Rarely in this day and age are those feelings based on actual physical survival, but rather they are based on the survival of our well being. When we feel our well being is threatened in any way, we will be thrown into a survival mode that is as old as life itself. We can’t help it, its automatic. It doesn’t matter how mature we are, if we are put in the right (or wrong) circumstance we will behave in ways we end up regretting and we may even be confused as to why we found ourselves reacting that way.
This brain response limits our choices. When we are in this kind of reactivity our bodies go into what is known as “fight or flight” response. Telling my partner something I feared would make him angry sent me into “flight”. For me, that meant shutting up, holding back, and not speaking my whole truth. As a result I often ended up lying to him through lies of omission. I didn’t think of it that way, in fact, I rarely thought about it because it was automatic.
Once I recognized that pattern I was able to start speaking my truth to him. Scary though it was, it dramatically improved the quality of our relationship.
I must say it didn’t come easily, because stopping the “flight” reaction immediately led to a “fight” reaction. In other words, I became defensive and angry myself in response to his predicted unhappiness about whatever it was I had to tell him. Whew. What a mess, that is until I found a way out.
When we go into a “flight” reaction we are behaving as Victims in our relationship and not respecting our partners ability to handle what we have to say. When we go into “fight” reactions we are frightened and behaving like a puffer fish trying to scare off a predator. Is that how we want to think of our partner? Our beloved? I don’t think so!
Our alternative is to find a way to speak our emotional truth to our partner. Instead of lashing out in fear, say, “I don’t really understand why, but I am feeling afraid right now.” Two things occur when we allow ourselves this level of honesty. First, we are breaking the cycle. Second we are making ourselves vulnerable, which is of course quite scary when we are already afraid. Yet if we chose this person to be our partner we must have, at some level, a sense that this is someone we can trust. So at this point, we choose to expand our trust to a deeper level, and give them a piece of our emotional truth.

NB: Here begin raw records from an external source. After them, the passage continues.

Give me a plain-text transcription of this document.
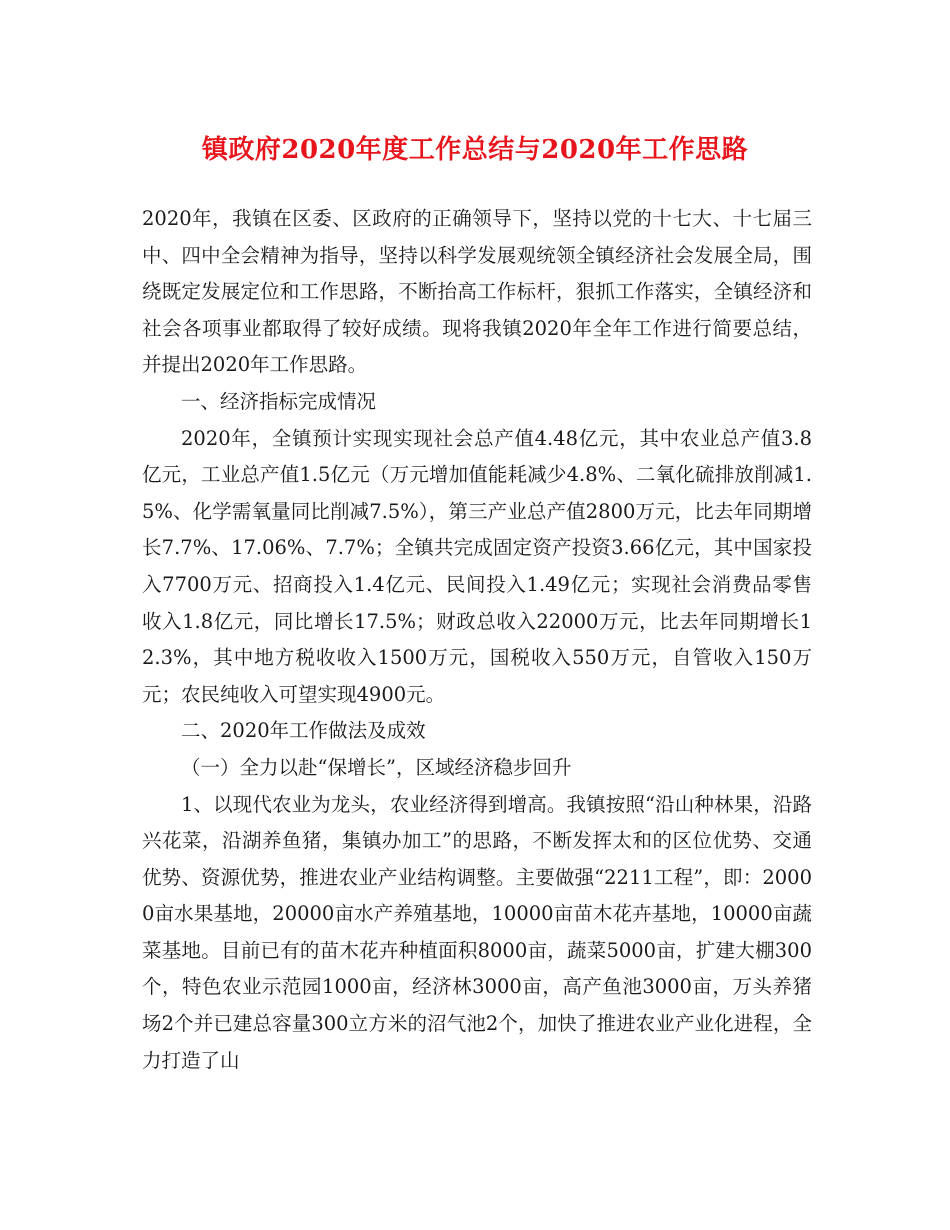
镇政府2020年度工作总结与2020年工作思路

2020年，我镇在区委、区政府的正确领导下，坚持以党的十七大、十七届三中、四中全会精神为指导，坚持以科学发展观统领全镇经济社会发展全局，围绕既定发展定位和工作思路，不断抬高工作标杆，狠抓工作落实，全镇经济和社会各项事业都取得了较好成绩。现将我镇2020年全年工作进行简要总结，并提出2020年工作思路。

一、经济指标完成情况

2020年，全镇预计实现实现社会总产值4.48亿元，其中农业总产值3.8亿元，工业总产值1.5亿元（万元增加值能耗减少4.8%、二氧化硫排放削减1.5%、化学需氧量同比削减7.5%），第三产业总产值2800万元，比去年同期增长7.7%、17.06%、7.7%；全镇共完成固定资产投资3.66亿元，其中国家投入7700万元、招商投入1.4亿元、民间投入1.49亿元；实现社会消费品零售收入1.8亿元，同比增长17.5%；财政总收入22000万元，比去年同期增长12.3%，其中地方税收收入1500万元，国税收入550万元，自管收入150万元；农民纯收入可望实现4900元。

二、2020年工作做法及成效

（一）全力以赴“保增长”，区域经济稳步回升

1、以现代农业为龙头，农业经济得到增高。我镇按照“沿山种林果，沿路兴花菜，沿湖养鱼猪，集镇办加工”的思路，不断发挥太和的区位优势、交通优势、资源优势，推进农业产业结构调整。主要做强“2211工程”，即：20000亩水果基地，20000亩水产养殖基地，10000亩苗木花卉基地，10000亩蔬菜基地。目前已有的苗木花卉种植面积8000亩，蔬菜5000亩，扩建大棚300个，特色农业示范园1000亩，经济林3000亩，高产鱼池3000亩，万头养猪场2个并已建总容量300立方米的沼气池2个，加快了推进农业产业化进程，全力打造了山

Secondly, we can respond empathetically to our perception of the other person’s fear. Because we know that if someone is not telling their truth, or if they are ramming their truth down our throats, they are in fear. We can then respond with an empathetic statement like, “I can see you are feeling upset. Can you tell me what’s going on?” This response also breaks the cycle and allows for moving into a deeper level of trust and communication.
When we can own our own feelings, have empathy for our partner and respect each other enough to listen to each other’s feelings we can move our relationship into a deeper level of love and understanding. We can then stop having things that we can’t say to each other.